Segundo a polícia, auxiliar não foi a responsável por injetar perfluorocarbono em pacientes
Hospital Vera Cruz, em Campinas, onde aconteceram as mortes (Elcio Alves/AAN)
A Polícia Civil de Campinas esclareceu nesta sexta-feira (26) que a auxiliar de enfermagem que estava em treinamento havia dez dias no Hospital Vera Cruz, em Campinas, apenas separou e preparou por engano o perfluorocarbono no lugar do soro fisiológico. "A auxiliar em treinamento apenas preparou a substância que foi injetada na veia dos pacientes, antes da aplicação do contraste, que foi realizada por outra auxiliar de enfermagem" , esclareceu o delegado José Carlos Fernandes, que conduz o inquérito.
Nesta quinta-feira (25) em entrevista coletiva, foi informado equivocadamente que a auxiliar em treinamento teria preparado e injetado a substância nos três pacientes que morreram após passarem por exames de ressonância.
De acordo com os laudos da Universidade Estadual de Campinas (Unicamp) e do Instituto de Criminalística (IC) cada paciente recebeu 10 mililitros da substância química - que vinha sendo utilizada em procedimentos específicos e nunca entrava em contato com o organismo - na veia, o que provocou a formação de bolhas que causam uma série de eventos, como parada cardiorrespiratória, que levam à morte por embolia gasosa.
A investigação também concluiu que a funcionária foi induzida ao erro, uma vez que não tinha conhecimento que o produto estava na embalagem do soro, que foi reaproveitada para armazenar a substância.
A polícia também explicou que a demora na solução do caso ocorreu porque a clínica teria omitido a presença do perfluoricarbono no setor de exames.

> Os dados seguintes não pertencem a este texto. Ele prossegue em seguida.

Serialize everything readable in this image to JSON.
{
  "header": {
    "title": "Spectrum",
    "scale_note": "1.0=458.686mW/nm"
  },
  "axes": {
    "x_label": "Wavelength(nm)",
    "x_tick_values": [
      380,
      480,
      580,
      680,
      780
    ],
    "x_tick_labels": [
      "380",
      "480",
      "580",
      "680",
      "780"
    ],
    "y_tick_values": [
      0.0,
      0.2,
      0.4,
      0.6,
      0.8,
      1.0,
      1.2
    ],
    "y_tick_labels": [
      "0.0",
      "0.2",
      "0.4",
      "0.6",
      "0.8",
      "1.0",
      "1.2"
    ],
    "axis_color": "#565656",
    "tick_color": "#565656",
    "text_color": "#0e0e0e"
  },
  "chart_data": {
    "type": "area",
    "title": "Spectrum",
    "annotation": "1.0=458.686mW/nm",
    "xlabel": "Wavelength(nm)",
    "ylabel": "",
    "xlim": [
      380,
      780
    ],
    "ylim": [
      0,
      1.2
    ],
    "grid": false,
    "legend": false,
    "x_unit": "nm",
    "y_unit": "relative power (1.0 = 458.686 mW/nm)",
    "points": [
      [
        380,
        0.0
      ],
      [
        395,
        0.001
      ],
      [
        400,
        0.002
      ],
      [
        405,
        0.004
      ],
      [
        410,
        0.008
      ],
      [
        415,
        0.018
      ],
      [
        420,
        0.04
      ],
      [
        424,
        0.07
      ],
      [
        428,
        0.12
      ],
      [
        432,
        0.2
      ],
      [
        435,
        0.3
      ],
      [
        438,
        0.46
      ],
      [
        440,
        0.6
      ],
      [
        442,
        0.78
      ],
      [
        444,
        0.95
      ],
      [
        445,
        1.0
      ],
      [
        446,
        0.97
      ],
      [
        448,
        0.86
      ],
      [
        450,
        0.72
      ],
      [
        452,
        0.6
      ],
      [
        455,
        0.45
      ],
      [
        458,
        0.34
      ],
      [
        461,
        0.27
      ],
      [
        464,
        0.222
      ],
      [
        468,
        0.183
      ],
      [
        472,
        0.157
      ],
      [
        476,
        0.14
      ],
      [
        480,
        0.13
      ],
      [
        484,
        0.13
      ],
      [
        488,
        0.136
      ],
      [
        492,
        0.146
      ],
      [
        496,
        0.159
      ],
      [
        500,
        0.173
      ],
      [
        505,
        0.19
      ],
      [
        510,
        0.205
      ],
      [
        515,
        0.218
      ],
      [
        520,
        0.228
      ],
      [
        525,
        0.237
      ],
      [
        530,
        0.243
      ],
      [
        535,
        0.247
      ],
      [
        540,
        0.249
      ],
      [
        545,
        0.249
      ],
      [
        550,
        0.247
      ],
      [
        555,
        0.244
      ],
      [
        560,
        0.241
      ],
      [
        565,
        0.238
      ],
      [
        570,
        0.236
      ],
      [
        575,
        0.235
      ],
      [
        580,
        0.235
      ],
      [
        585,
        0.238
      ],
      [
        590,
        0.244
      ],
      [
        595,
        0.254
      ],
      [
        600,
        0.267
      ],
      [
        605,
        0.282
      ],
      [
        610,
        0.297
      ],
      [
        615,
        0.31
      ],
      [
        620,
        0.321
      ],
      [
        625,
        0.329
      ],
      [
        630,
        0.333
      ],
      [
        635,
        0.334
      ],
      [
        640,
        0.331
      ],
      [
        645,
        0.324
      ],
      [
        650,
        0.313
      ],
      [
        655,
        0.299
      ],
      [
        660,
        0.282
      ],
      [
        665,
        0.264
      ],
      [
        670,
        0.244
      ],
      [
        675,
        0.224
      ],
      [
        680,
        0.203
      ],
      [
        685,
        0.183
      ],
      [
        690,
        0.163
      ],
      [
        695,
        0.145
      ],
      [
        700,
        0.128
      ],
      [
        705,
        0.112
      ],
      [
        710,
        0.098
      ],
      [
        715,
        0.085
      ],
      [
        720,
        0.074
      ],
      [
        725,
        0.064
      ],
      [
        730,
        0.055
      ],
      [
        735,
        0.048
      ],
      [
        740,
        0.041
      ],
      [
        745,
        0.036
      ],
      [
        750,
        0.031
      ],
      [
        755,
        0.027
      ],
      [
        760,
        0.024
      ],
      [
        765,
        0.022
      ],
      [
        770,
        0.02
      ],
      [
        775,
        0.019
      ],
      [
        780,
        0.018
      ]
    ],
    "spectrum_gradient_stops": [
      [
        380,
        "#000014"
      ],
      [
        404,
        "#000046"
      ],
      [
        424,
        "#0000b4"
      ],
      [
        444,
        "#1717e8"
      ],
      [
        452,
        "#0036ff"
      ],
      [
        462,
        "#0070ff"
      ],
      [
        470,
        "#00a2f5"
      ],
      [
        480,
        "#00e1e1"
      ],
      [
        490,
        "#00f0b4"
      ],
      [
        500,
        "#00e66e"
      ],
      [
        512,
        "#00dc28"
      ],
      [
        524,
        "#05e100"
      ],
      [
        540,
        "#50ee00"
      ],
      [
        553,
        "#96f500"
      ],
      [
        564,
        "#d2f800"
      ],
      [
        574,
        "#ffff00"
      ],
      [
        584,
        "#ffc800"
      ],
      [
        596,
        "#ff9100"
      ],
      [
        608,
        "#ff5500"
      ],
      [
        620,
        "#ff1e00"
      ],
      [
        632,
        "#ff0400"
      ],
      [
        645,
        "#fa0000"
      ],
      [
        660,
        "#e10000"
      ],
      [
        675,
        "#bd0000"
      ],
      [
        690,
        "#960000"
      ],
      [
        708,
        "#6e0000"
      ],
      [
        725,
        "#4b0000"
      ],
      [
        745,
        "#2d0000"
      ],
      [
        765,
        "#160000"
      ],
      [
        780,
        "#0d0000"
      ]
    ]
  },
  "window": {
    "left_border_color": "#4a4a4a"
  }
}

A substância só foi apreendia e passou a fazer parte da investigação no início deste mês após novas buscas feitas pela polícia.
Com o caso praticamente encerrado, o inquérito segue para um segunda fase, que deve levar mais 15 dias. "Na próxima semana vou ouvir ao menos seis pessoas e individualizar a conduta de cada profissional para chegar ao enquadramento da responsabilidade penal" , informou o delegado responsável pelo caso. A clínica poderá responder por omissão. "Houve no mínimo uma omissão da clínica em relação ao uso do produto" , completou.
A atribuição de responsabilidade no caso sairá a partir dessas oitivas. "Já sabemos inclusive que no dia das mortes a clínica contava apenas com três auxiliares de enfermagem - incluindo a que estava em treinamento - e não havia supervisão de nenhuma enfermeira chefe" , concluiu Fernandes.
A RMC reafirmou ontem que está colaborando com as investigações e que vai abrir uma investigação interna para apurar o caso. A empresa também negou omissão e disse que, na época do incidente, o laboratório foi interditado pela polícia e Vigilância e ficou à disposição.
O caso
Três pessoas, com idades entre 25 e 38 anos, morreram no dia 28 de janeiro após a realização de exames de ressonância magnética no Hospital Vera Cruz. A primeira a passar mal foi Mayra Cristina Augusto Monteiro, de 25 anos, que fez o exame e foi liberada. Mas teve de voltar para o pronto-socorro do hospital, onde morreu.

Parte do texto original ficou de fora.